Cementerio de hielo: la curiosa historia de un centenar de cadáveres enterrados bajo la Antártida

Cementerio de hielo: la curiosa historia de un centenar de cadáveres enterrados bajo la Antártida

 

 





 

A la entrada del Instituto de Investigación Scott Polar, en Cambridge, se alzan dos vigas de roble inglés apoyadas una contra otra, diseño del artista Oliver Barratt. La escultura es curiosa, elegante, evocadora incluso; pero quien pasa ante ella no llega a entenderla del todo si no está al tanto de su otra mitad: una pluma metálica situada en los muelles de Port Stanley, en las Malvinas. Aunque están separadas por miles de kilómetros, ambas piezas comparten un vínculo especial: la estructura de acero, que mira a la Antártida, casa al milímetro con el hueco de los listones de Cambridge.

Por Xataka

No es un ejercicio enrevesado de arte conceptual, sino una forma —bastante poética, cierto— de dejar constancia de que en el Scott Polar hay un vacío, una ausencia, que solo se puede llenar mirando al Polo Sur. ¿Por qué? Pues porque a lo largo del último siglo de las Islas Malvinas y otros puntos próximos a la Antártida han partido decenas de investigadores británicos que acabaron perdiendo la vida cuando exploraban el polo austral. Muchos nunca regresaron. Ni como cadáveres. Rescatarlos resultaba tan complicado que han quedaron sepultados bajo capas de hielo.
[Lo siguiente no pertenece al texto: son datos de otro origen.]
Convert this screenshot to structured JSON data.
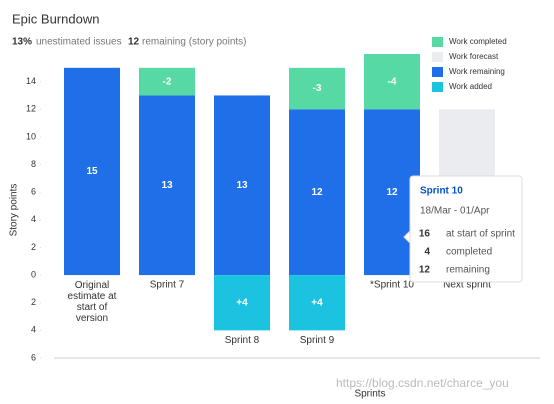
{
  "chart_data": {
    "type": "bar",
    "title": "Epic Burndown",
    "summary": [
      {
        "value": "13%",
        "label": "unestimated issues"
      },
      {
        "value": "12",
        "label": "remaining (story points)"
      }
    ],
    "ylabel": "Story points",
    "xlabel": "Sprints",
    "categories": [
      "Original estimate at start of version",
      "Sprint 7",
      "Sprint 8",
      "Sprint 9",
      "*Sprint 10",
      "Next sprint"
    ],
    "series": [
      {
        "name": "Work completed",
        "color": "#57d9a3",
        "values": [
          null,
          -2,
          null,
          -3,
          -4,
          null
        ]
      },
      {
        "name": "Work forecast",
        "color": "#ebecf0",
        "values": [
          null,
          null,
          null,
          null,
          null,
          12
        ]
      },
      {
        "name": "Work remaining",
        "color": "#1f6fe8",
        "values": [
          15,
          13,
          13,
          12,
          12,
          null
        ]
      },
      {
        "name": "Work added",
        "color": "#1cc3e0",
        "values": [
          null,
          null,
          4,
          4,
          null,
          null
        ],
        "value_labels": [
          null,
          null,
          "+4",
          "+4",
          null,
          null
        ]
      }
    ],
    "ylim": [
      -6,
      16
    ],
    "yticks": [
      {
        "value": -6,
        "label": "6"
      },
      {
        "value": -4,
        "label": "4"
      },
      {
        "value": -2,
        "label": "2"
      },
      0,
      2,
      4,
      6,
      8,
      10,
      12,
      14
    ],
    "legend": "top-right",
    "tooltip": {
      "title": "Sprint 10",
      "dates": "18/Mar - 01/Apr",
      "rows": [
        {
          "value": "16",
          "label": "at start of sprint"
        },
        {
          "value": "4",
          "label": "completed"
        },
        {
          "value": "12",
          "label": "remaining"
        }
      ]
    },
    "watermark": "https://blog.csdn.net/charce_you"
  }
}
Sus condiciones extremas, con un mercurio que en la meseta polar baja de los -60 ºC durante el invierno y habitualmente no pasa de -20 ºC en verano y rachas de viento que pueden superar los 300 km/h, hacen de la Antártida una región inhóspita en la que no resulta fácil sobrevivir. Solo a lo largo del último siglo el empeño de los británicos en descubrir sus secretos ha dejado alrededor de una treintena de fallecidos. Difícil es llegar y difícil es, también, rescatar los cuerpos de quienes acaban perdiendo la vida en las zonas más remotas del polo tras sucumbir al frío o caer en grietas.

El caso más famoso es quizás el de la Expedición Terra Nova, el grupo dirigido por el aún más popular capitán Robert Falcon Scott que partió en noviembre de 1910 de Port Chalmers (Nueva Zelanda) con el propósito de estudiar la Antártida y convertir a los británicos en los conquistadores del Polo Sur. Las prisas, la presión, una serie de decisiones desafortunadas y la tremenda dureza y los peligros de la región acabaron convirtiendo la misión en una auténtica tragedia nacional.

Cuando Robert Scott y cuatro de sus hombres llegaron al polo, el 17 de enero de 1912, se encontraron con la peor de las sorpresas: se les había adelantado un equipo noruego dirigido por el explorador Roald Amundsen. El chasco de verse vencidos por la mínima —el grupo escandinavo había emprendido el regreso apenas unas semanas antes— no fue sin embargo lo peor de la fatídica Expedición Terra Nova. Durante el viaje de regreso, la Antártida mostró a los británicos su rostro más extremo. Edgar Evans, debilitado por las heridas y el escorbuto, falleció en febrero; Lawrence Oates, en marzo, cuando decidió abandonar al resto convencido de que les suponía una carga.